GOLDSANDS

an excerpt


HOW INCONGRUOUSthose sounds like ice cubes tinkling against fine crystal! For the heat would have melted real ice. Yet the sounds remained, carried on the stillness of the desert morning.

There was clarity to the desert air, and Gil could gaze for miles, picking out faraway landmarks that seemed so near yet were so far. It was therefore easy for him to pinpoint the source of the sound: two tiny bells, one a semitone in pitch above the other that together produced the audible discord. They had originally come from the Lahore region of Pakistan, made by an ancient process that gave light but good repercussion by means of the striking of an irregular clapper against the metal of the bell. They were for wear by a peregrine falcon, designed to be attached to short leather strips -bewits-one of which rode each leg. Smaller bells were used on tiercels-smaller ones yet on kestrels, merlins and sparrowhawks. The peregrine in possession of these particular bells soared on those air currents that were active above the ground but that left the desert sand in undisturbed stillness.

There were some people born with a hereditary tone deafness that disallowed them clear hearing of those sounds emitted by hawk bells-a decided disadvantage to any falconer needing to locate a hawk whose flight had ended in deep cover. There was, however, no need to worry about cover here, for there was none. On all sides stretched a seemingly endless sea of sand. It was somehow fitting that the largest continuous wasteland on the face of the earth, extending east and west between the Atlantic Ocean and the Red Sea, north and south between the Sudan and the Mediterranean, embracing an area of over 3,500,000 square miles, should most often be called by the redundant Sahara Desert-sahara meaning "desert" in Arabic. It was, however, a mistake to think of the Sahara as only a continuous monotony of undulating sand, for it enclosed extensive plateaus and sterile rock-strewn plains. It was not sandy everywhere, but it was sandy at and around Saqqara. That city of the dead, necropolis to the ancient Egyptian capital of Memphis, wasn't immediately visible to Gil, but the airborne peregrine could see all fourteen pyramids and hundreds of mastabas and tombs dating from the First to the Thirtieth Dynasty. Picked from Saqqara's ruins had been the oldest known mummy and the oldest papyrus ever found. For Gil, it was decidedly apropos that the name of the place derived from the Arabic sakr, meaning "hawk".

Hatshepsupt, hawk named for a long-dead queen of Egypt, was a queen in her own right, regal as she surveyed her domain, subtly shifting on the wind, sometimes maneuvering so smoothly that she achieved a silence without bells. Her back, wings, and tail were bluish gray, the feathers barred with a darker tint. Her crown, neck and a spot below each eye were nearly black. Her throat was white with dark longitudinal lines; her brats, belly and legs were white with dark bars. Her wings, now open, could fold almost to the tip of her tail. On occasion, she came between those who watched her and the sun, and sparks of sunlight telegraphed through her end feathers, which she imperceptivity adjusted to coast through the blue Egyptian skies.

There was a beauty and grace to her movements, a power and strength, a speed and a style, that had made her species coveted by falconers in Eastern countries long before the sport was to become ancient in central Europe or Great Britain. Even Gil could admire the aesthetic grace and beauty, the oneness of the bird with her surroundings. Under certain conditions, there would have been a tragic beauty even to the kill, for it was the nature of things that some hunted and others were hunted-a balance nature strove always to achieve in the end.

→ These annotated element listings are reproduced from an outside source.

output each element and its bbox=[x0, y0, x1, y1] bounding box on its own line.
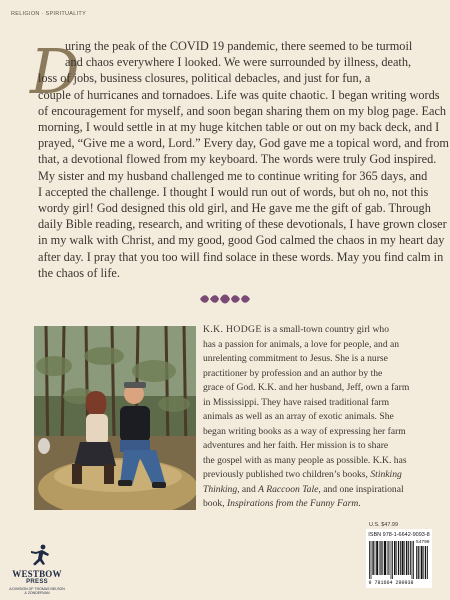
intro-paragraph bbox=[38, 38, 449, 281]
bio-line: in Mississippi. They have raised traditional farm bbox=[203, 396, 390, 408]
intro-line: My sister and my husband challenged me to continue writing for 365 days, and bbox=[38, 168, 428, 183]
barcode-bars bbox=[369, 541, 414, 579]
bio-line: animals as well as an array of exotic animals. She bbox=[203, 411, 394, 422]
author-photo bbox=[34, 326, 196, 510]
bio-line: has a passion for animals, a love for people, and an bbox=[203, 338, 400, 350]
intro-line: of encouragement for myself, and soon began sharing them on my blog page. Each bbox=[38, 103, 447, 118]
intro-line: after day. I pray that you too will find solace in these words. May you find calm in bbox=[38, 249, 444, 264]
book-title: Inspirations from the Funny Farm bbox=[226, 498, 359, 509]
leaf-ornament-icon bbox=[199, 293, 251, 305]
barcode-addon-bars bbox=[416, 546, 429, 579]
intro-line: wordy girl! God designed this old girl, and He gave me the gift of gab. Through bbox=[38, 201, 431, 216]
bio-line: unrelenting commitment to Jesus. She is a nurse bbox=[203, 353, 388, 364]
book-title: Thinking, bbox=[203, 483, 240, 495]
bio-line: book, Inspirations from the Funny Farm. bbox=[203, 498, 361, 509]
author-bio bbox=[203, 323, 425, 512]
drop-cap: D bbox=[30, 35, 80, 108]
publisher-logo bbox=[5, 544, 75, 596]
intro-line: morning, I would settle in at my huge kitchen table or out on my back deck, and I bbox=[38, 120, 440, 135]
barcode-addon-number: 54799 bbox=[416, 540, 430, 545]
publisher-name: WESTBOW bbox=[12, 569, 62, 579]
bio-line: adventures and her faith. Her mission is to share bbox=[203, 440, 389, 451]
price-label: U.S. $47.99 bbox=[369, 522, 399, 528]
intro-line: I accepted the challenge. I thought I would run out of words, but oh no, not this bbox=[38, 184, 429, 199]
barcode-digits: 9 781664 290938 bbox=[368, 580, 414, 586]
intro-line: in my walk with Christ, and my good, good God calmed the chaos in my heart day bbox=[38, 233, 445, 248]
intro-line: couple of hurricanes and tornadoes. Life was quite chaotic. I began writing words bbox=[38, 87, 440, 102]
category-label: RELIGION · SPIRITUALITY bbox=[11, 11, 87, 17]
isbn-number: ISBN 978-1-6642-9093-8 bbox=[368, 532, 430, 538]
book-title: Stinking bbox=[370, 469, 402, 480]
intro-line: the chaos of life. bbox=[38, 265, 120, 280]
bio-line: grace of God. K.K. and her husband, Jeff, own a farm bbox=[203, 382, 410, 393]
westbow-runner-logo-icon bbox=[27, 544, 53, 568]
author-name: K.K. HODGE bbox=[203, 324, 262, 335]
bio-line: practitioner by profession and an author by the bbox=[203, 367, 383, 379]
intro-line: daily Bible reading, research, and writing of these devotionals, I have grown closer bbox=[38, 217, 447, 232]
intro-line: that, a devotional flowed from my keyboard. The words were truly God inspired. bbox=[38, 152, 437, 167]
bio-line: the gospel with as many people as possible. K.K. has bbox=[203, 454, 407, 466]
bio-line: K.K. HODGE is a small-town country girl who bbox=[203, 324, 390, 335]
publisher-press: PRESS bbox=[26, 579, 48, 585]
intro-line: loss of jobs, business closures, political debacles, and just for fun, a bbox=[38, 71, 371, 86]
book-title: A Raccoon Tale, bbox=[258, 483, 321, 495]
bio-line: previously published two children’s books, Stinking bbox=[203, 469, 402, 480]
intro-line: uring the peak of the COVID 19 pandemic, there seemed to be turmoil bbox=[65, 39, 413, 53]
intro-line: prayed, “Give me a word, Lord.” Every day, God gave me a topical word, and from bbox=[38, 136, 449, 151]
intro-line: and chaos everywhere I looked. We were surrounded by illness, death, bbox=[65, 55, 412, 70]
isbn-barcode bbox=[366, 529, 432, 588]
publisher-division: A DIVISION OF THOMAS NELSON & ZONDERVAN bbox=[9, 587, 65, 595]
bio-line: began writing books as a way of expressing her farm bbox=[203, 425, 406, 437]
bio-line: Thinking, and A Raccoon Tale, and one inspirational bbox=[203, 483, 404, 495]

But whatever beauty was present this day, it was marred by the interference of men upon the scene. For Hatshepsupt, though she seemed free, was, in reality, anchored to men on the ground by an invisible umbilical cord that tampered with the natural scheme of things. Even her latest victim, a pigeon caught mid-flight with a force that sent a showering of white feathers earthward, wouldn't have kept its appointment with destiny if it hadn't been frightened into flight by human hands shaking it from a wicker cage.

"You don't approve," Abdul said, not having missed the fact that Gil had once again turned his head away. They were sitting in the shade offered by an awning outstretched from the entrance of a large Bedouin tent that had been set up to accommodate lunch preparations and provide comfort for the sheikh and his guests.